Since the Stonewall Riots in 1969, New York City has honored June as LGBT Pride Month. And while the riots at Greenwich Village’s Stonewall Inn are considered the official start of the LGBT rights movement in the United States, New York’s history of LGBT activism spanned for decades before then. From the earliest movements, Washington Square Park was always a place for LGBT activists to organize, rally, and protest.
This Pride Month, we wanted to take you on a visual journey through the Park and the area surrounding it to:
The first-ever unofficial Pride March was held one month after the Stonewall Riots. Activists organized the Gay and Lesbian March, which started in Christopher Park and ended at the Stonewall Inn. More than 500 people came to show their support.
In 1973, the third Pride Parade started at Central Park and ended with a rally at Washington Square Park. Thousands of people gathered—including entertainers, like Bette Midler and Barry Manilow—to advocate for LGBT rights.
Throughout the 1960s and 1970s, Judson Memorial Church was a site of gatherings for many LGBT groups. In the 1980s, Rev. Howard Moody and the church were one of the first to open its doors and respond with compassion amid the AIDS crisis.

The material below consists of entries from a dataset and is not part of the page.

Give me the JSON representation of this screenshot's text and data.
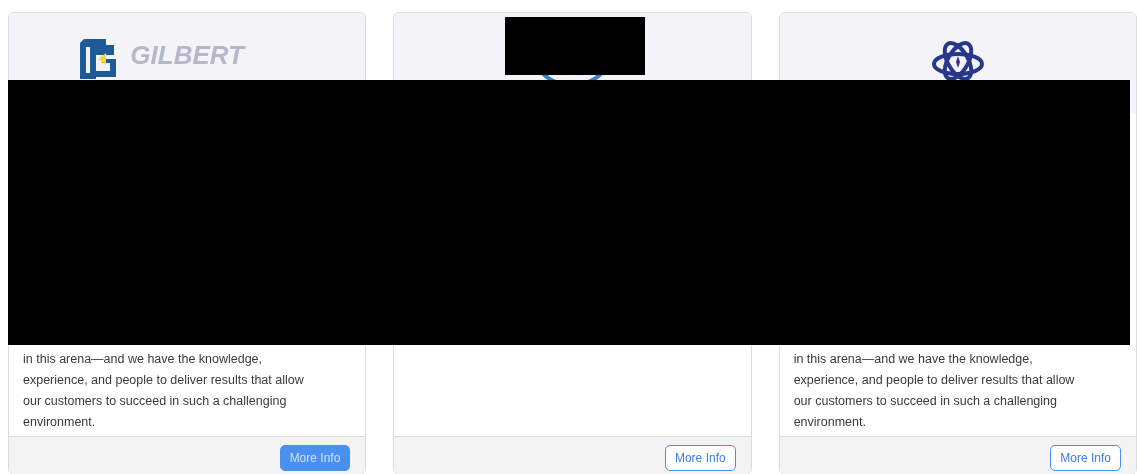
{
  "cards": [
    {
      "logo": {
        "kind": "gilbert",
        "text": "GILBERT"
      },
      "description": [
        "in this arena—and we have the knowledge,",
        "experience, and people to deliver results that allow",
        "our customers to succeed in such a challenging",
        "environment."
      ],
      "button": {
        "label": "More Info",
        "kind": "solid"
      }
    },
    {
      "logo": {
        "kind": "ring"
      },
      "button": {
        "label": "More Info",
        "kind": "outline"
      }
    },
    {
      "logo": {
        "kind": "atom"
      },
      "description": [
        "in this arena—and we have the knowledge,",
        "experience, and people to deliver results that allow",
        "our customers to succeed in such a challenging",
        "environment."
      ],
      "button": {
        "label": "More Info",
        "kind": "outline"
      }
    }
  ]
}
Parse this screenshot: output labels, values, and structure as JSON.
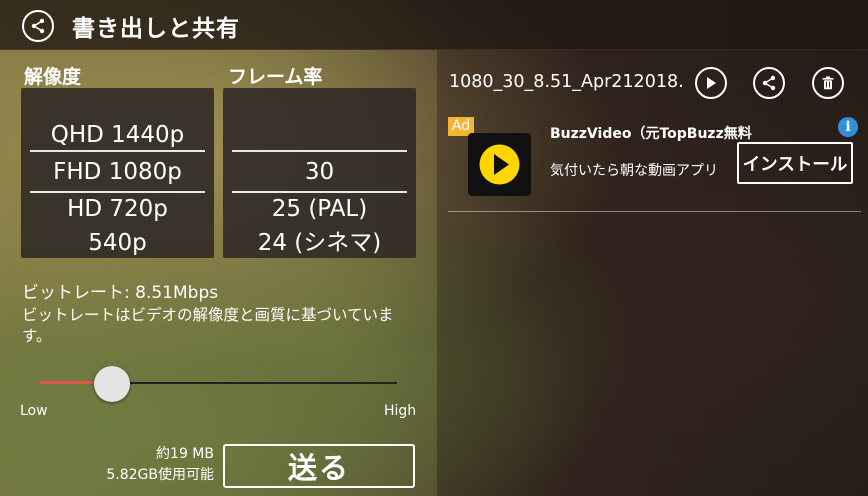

History was changed just one block away from the Park in an apartment at 2 Fifth Avenue. The Gay Men’s Health Crisis was founded in Larry Kramer’s living room to raise awareness for HIV/AIDS. GMHC is no longer a Park neighbor, but it is still one of the world’s leading providers of HIV/AIDS prevention.
In 1993, the Dyke March was organized to demonstrate lesbian rights and visibility. Each year, thousands of people march from Bryant Park to Washington Square Park the Saturday before the Pride March.
Throughout the 1990s and 2000s, the Park was—and still is—home to protests, celebrations, and rallies for LGBT rights. In June, we always look forward to the vibrancy Pride brings to the Park and the Village. We’re proud to work in a neighborhood that has been a safe space for people from all walks of life to enjoy.